Si Pleins feux sur l’assassin n’est pas véritablement un huis clos, toute l’action se cristallise au sein du château envisagé dès les premières minutes comme un gigantesque caveau. Le vieux comte (Pierre Brasseur) arborant la tenue d’apparat des chevaliers de Malte, ouvre une porte secrète cachée derrière un miroir sans tain. L’homme à bout de souffle s’installe sur un fauteuil et agonise. « Hommes qui aimez la gloire, soignez votre tombeau ! Tâchez de faire bonne figure, car vous y resterez longtemps... », déclare le vieillard avec une emphase teintée d’ironie. Derrière sa glace, l’ancêtre devenu une marionnette désarticulée est désormais aux premières loges pour observer, sans être vu, ses descendants s’agiter pour le retrouver. L’homme devient ainsi une projection du spectateur de cinéma, observateur inactif du monde. Pierre Brasseur tenait déjà le rôle principal des Yeux sans visage, celui du chirurgien fou essayant vainement de recomposer le visage de sa fille accidentée avec la peau de cadavres.
Rigueur et précision
Il enfonce le clou au moment de la préparation de Pleins feux sur l’assassin : « J’aime la poésie des choses, or c’est l’attente qui est poétique, pas l’action ! Je cherche à créer une atmosphère, une chose par définition insaisissable. J’aime le mystère. »

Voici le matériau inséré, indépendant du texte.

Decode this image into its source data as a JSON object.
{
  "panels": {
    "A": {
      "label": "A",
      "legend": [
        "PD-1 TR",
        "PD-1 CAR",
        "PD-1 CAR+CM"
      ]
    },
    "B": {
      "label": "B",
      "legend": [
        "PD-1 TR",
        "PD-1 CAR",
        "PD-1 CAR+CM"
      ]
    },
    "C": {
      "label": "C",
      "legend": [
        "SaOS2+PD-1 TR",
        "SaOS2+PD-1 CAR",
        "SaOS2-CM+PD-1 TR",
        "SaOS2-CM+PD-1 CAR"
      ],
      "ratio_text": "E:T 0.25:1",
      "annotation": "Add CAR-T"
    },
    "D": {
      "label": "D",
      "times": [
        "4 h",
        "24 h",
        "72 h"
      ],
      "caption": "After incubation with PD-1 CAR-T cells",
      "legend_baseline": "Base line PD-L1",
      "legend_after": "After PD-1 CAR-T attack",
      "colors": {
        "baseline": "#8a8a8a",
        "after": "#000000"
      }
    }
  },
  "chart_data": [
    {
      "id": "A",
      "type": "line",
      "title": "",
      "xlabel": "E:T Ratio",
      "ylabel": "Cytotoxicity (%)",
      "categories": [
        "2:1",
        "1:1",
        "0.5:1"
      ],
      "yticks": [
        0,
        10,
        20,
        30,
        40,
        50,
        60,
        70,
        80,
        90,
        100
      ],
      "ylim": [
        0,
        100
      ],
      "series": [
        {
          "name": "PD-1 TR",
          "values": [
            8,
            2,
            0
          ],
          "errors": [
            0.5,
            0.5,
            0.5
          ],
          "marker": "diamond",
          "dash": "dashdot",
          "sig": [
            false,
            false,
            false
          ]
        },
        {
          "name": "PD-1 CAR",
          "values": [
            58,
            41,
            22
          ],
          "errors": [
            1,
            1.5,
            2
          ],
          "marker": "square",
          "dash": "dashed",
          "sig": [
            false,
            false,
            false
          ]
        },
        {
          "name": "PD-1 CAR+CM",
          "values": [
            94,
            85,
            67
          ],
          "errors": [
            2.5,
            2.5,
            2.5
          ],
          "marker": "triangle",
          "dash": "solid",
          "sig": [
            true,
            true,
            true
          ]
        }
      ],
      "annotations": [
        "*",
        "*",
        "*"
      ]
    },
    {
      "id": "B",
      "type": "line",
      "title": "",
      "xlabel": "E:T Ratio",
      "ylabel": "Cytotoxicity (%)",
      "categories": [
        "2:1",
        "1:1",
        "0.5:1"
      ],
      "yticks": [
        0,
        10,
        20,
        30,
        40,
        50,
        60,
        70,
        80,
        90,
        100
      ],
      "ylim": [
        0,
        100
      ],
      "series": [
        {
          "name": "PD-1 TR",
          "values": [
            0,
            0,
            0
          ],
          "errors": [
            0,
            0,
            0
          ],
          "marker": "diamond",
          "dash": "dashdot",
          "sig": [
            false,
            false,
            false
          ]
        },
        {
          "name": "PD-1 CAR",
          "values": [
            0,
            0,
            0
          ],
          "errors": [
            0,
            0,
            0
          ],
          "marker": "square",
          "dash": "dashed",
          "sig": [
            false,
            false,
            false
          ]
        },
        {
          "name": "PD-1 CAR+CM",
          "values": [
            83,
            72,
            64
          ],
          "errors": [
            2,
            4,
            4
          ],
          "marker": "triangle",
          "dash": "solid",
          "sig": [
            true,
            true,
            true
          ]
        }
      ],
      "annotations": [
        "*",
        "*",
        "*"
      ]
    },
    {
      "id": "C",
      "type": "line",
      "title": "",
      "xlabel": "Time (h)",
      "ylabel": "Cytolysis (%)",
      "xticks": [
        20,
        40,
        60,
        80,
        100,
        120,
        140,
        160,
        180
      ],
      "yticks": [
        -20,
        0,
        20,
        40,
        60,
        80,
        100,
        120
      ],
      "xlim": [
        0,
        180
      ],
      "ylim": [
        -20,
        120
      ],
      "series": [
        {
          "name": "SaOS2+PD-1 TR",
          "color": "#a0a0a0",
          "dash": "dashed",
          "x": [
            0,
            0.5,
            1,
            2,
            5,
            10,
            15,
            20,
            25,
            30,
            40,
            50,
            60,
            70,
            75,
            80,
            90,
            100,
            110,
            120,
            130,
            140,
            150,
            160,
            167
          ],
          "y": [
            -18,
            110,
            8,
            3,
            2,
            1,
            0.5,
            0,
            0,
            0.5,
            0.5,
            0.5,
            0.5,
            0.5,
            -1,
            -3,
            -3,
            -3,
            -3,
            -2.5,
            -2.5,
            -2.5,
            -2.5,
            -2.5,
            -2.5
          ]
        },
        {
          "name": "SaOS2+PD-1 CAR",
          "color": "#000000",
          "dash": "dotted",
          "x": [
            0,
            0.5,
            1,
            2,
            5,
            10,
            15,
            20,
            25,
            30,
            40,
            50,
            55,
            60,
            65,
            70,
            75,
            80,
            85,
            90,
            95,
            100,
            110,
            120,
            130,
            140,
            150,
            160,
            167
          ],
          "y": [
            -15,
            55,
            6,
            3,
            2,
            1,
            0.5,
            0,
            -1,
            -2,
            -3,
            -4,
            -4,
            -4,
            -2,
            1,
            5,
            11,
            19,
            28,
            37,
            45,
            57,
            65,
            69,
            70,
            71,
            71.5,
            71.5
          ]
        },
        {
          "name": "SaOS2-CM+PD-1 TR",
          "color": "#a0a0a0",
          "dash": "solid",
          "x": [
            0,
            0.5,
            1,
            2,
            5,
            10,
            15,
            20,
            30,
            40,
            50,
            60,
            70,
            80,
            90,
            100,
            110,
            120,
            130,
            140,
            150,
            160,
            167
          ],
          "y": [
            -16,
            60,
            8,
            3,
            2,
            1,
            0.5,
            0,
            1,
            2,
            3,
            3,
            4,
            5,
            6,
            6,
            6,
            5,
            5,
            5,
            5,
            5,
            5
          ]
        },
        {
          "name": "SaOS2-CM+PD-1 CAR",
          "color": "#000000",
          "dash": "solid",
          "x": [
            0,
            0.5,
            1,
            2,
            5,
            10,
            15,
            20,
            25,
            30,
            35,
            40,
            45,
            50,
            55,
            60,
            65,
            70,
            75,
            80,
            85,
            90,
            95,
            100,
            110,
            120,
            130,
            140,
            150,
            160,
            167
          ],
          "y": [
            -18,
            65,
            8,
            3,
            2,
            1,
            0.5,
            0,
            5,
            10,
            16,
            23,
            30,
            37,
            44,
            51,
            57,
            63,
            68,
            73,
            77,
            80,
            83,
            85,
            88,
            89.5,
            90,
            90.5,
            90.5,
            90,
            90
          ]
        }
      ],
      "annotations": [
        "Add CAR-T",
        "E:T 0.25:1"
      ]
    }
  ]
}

Il y aurait donc un malentendu à considérer Franju comme un maître du suspense. L’homme cherche moins à ménager ses effets pour contrôler la tension du spectateur qu’à l’immerger tout entier dans un monde où les frontières entre le réel et le fantastique sont poreuses. Lorsque Franju évoque la notion de « documentaire », il sait de quoi il parle. Né dans une famille de la bourgeoisie bretonne, il a débuté comme réalisateur en filmant « les vrais gens ». Sa filmographie compte plusieurs documentaires saisissants dont Le Sang des bêtes, réalisé en 1948, plongée sans concession dans les abattoirs de la Villette à Paris sur un commentaire grave et scientifique de Jean Painlevé. Ce tournage est une révélation pour Franju qui se retrouve confronté à la violence la plus crue et n’hésite pas à la regarder en face. « Lorsque je tourne, il y a l’équipe de tournage autour de moi, on est plus fort. Et puis, il faut bien faire son travail. La peur la plus terrible, c’est quand on a peur tout seul ! »
Contre le monde
Après Le Sang des bêtes, il y aura aussi Hôtel des Invalides (1951), film de commande censé célébrer les mutilés de guerre mais qu'il détourne pour épingler la bêtise des conflits armés et les souffrances qu’ils engendrent. Franju tord déjà le cou du réel à l’aide du cinéma documentaire pour en révéler sa brutalité donc son étrangeté. Dans le film Seul Franju de Sonia Cantalapiedra, l’un de ses plus fidèles amis, l’ancien directeur de la Cinémathèque Suisse, Freddy Buache commente : « Dans l’ordre, il trouve déjà du désordre. Il était contre le monde. Car enfin, on ne peut pas être pour le monde ! » « Contre le monde » peut-être, mais pour le cinéma, assurément. Rappelons que Georges Franju a tout de même cofondé la Cinémathèque Française aux côtés d’Henri Langlois, en 1936.
Dérèglements
Pleins feux sur l’assassin répond à cette profession de foi. Tout ici n’est, en effet, que trompe-l’œil, faux-semblant et chausse-trappe. Tous les héritiers, peu émus par la mort de leur ancêtre, se pressent autour d’un cadavre insaisissable. Cette absence entraîne un double dérèglement, intérieur d’abord (chacun se mue en meurtrier potentiel pour s’accaparer le « magot ») et extérieur (le château devient une machine à fabriquer de l’illusion). Le point de convergence survient lorsque le spectacle imaginé par la famille permet au meurtrier d’agir en pleine lumière et de mettre en scène l’un de ses crimes. Le réel et la fiction interagissent alors parfaitement. Le public de notables venus en masse à la première représentation devient le témoin impuissant d’un meurtre en direct.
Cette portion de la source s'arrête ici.